A doctor dispensed with all pretenses of proper medical care and simply traded painkiller prescriptions for cash out of a ramshackle office in northern McHenry County, a prosecutor said Tuesday during opening statements in the physician's drug trial.

Dr. Thanam L. Paramanandhan, 75, of Spring Grove, faces six counts of unlawful delivery of a controlled substance alleging she illegally wrote prescriptions in 2006 and 2007 to a police informant and an undercover McHenry County Sheriff's deputy who came to her office complaining of back pain. Her medical license was suspended after the allegations surfaced in May 2007; she could face two to five years in prison if found guilty.

Assistant McHenry County State's Attorney Michael Combs told jurors Paramanandhan sold the undercover officer a prescription for Vicodin after she came to her Richmond office Dec. 22, 2006, and said her back hurt.
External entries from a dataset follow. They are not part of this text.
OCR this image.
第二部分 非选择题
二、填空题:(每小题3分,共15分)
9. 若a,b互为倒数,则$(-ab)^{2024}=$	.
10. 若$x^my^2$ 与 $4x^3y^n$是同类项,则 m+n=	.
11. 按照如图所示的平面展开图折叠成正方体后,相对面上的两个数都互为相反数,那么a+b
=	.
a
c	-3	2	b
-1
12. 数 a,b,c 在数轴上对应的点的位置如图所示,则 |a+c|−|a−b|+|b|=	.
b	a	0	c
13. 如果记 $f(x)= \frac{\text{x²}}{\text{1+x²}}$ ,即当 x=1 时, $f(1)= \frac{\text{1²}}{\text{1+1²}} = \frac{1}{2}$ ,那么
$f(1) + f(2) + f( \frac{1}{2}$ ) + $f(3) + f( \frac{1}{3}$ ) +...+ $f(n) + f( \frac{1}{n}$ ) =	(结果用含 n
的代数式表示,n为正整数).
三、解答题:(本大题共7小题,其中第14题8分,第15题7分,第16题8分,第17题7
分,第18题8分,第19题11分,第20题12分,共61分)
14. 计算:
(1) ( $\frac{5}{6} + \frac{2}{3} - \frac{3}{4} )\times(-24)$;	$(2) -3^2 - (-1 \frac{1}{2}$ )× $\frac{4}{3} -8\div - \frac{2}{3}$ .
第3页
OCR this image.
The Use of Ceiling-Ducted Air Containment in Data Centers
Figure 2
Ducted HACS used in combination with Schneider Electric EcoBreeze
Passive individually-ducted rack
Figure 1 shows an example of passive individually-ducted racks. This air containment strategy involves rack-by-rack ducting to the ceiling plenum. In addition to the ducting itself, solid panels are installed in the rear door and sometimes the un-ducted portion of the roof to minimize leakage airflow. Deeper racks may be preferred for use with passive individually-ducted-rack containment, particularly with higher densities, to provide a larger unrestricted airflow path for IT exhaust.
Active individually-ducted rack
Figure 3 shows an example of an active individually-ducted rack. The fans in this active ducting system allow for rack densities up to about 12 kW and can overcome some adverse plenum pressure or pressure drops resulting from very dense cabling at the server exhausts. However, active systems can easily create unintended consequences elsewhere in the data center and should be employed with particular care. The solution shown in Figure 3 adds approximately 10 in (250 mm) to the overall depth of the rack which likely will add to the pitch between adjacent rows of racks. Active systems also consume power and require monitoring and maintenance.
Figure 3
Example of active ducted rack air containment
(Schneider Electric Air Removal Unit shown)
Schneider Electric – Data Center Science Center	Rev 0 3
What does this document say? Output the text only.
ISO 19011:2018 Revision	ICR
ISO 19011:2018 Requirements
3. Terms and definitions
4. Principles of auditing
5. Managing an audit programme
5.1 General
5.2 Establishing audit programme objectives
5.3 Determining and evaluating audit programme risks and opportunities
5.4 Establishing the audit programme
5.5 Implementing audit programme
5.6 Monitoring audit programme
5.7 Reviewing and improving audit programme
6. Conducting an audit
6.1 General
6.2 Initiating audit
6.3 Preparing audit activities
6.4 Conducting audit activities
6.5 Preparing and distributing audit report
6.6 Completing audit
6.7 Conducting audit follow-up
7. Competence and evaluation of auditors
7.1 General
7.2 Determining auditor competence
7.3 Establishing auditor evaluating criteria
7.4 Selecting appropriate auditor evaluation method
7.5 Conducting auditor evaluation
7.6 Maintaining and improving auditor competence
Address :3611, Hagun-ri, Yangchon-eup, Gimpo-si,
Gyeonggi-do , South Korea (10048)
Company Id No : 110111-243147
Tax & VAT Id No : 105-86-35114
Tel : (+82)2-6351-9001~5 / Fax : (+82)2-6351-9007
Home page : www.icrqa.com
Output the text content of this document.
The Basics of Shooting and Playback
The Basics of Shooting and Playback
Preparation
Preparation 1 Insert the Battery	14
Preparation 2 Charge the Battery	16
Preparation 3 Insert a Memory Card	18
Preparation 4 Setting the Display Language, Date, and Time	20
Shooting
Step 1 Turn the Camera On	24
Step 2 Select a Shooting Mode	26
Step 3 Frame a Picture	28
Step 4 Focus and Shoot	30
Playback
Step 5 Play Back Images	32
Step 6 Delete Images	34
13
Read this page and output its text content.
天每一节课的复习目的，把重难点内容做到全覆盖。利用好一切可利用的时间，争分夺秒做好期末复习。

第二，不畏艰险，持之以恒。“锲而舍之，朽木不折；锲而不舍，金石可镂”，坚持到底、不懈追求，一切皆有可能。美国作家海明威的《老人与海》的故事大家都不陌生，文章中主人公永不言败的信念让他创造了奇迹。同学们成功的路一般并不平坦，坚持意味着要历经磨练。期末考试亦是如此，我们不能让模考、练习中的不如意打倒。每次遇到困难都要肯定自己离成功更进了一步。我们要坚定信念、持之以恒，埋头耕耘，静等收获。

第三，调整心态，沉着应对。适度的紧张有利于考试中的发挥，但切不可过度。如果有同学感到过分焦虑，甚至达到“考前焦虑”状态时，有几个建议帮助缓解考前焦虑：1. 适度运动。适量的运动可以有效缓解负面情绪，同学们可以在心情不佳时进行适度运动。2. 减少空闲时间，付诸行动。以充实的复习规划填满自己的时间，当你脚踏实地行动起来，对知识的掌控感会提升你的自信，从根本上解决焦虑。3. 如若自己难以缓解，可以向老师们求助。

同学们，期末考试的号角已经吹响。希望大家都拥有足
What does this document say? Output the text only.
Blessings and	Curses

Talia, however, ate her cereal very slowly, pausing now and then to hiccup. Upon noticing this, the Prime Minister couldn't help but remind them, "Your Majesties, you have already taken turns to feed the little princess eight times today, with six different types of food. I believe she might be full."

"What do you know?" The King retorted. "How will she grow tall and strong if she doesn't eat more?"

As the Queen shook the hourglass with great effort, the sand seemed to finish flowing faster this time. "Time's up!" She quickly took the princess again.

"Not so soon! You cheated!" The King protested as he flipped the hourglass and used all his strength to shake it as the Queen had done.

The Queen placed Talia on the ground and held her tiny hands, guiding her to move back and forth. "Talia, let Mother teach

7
She received a refill about two weeks later, charges allege.

"It was $55 for the drug of your choice just by complaining of pain," Combs said. "No examination was given. This was simply a cash transaction that no legitimate doctor would have conducted."

Paramanandhan's medical office, Combs added, was in such a state of disrepair that it would have been impossible to give a legitimate examination even if she wanted.

The officer was brought to Paramanandhan by an informant who, Combs said, also obtained prescriptions for Vicodin and Valium in the name of his son. The informant's son was in a Wisconsin jail at the time.

Paramanandhan's attorney, Daniel Hofmann, did not dispute that she issued the prescriptions, but argued that she was misled by the informant and police officer. The informant's son for whom she issued prescriptions, Hofmann noted, had been receiving treatment from her for injuries sustained before his incarceration in Wisconsin.

And, he added, when the undercover officer came to her office a third time looking for more Vicodin, Paramanandhan refused, telling her to exercise or change her diet if her pain would not go away.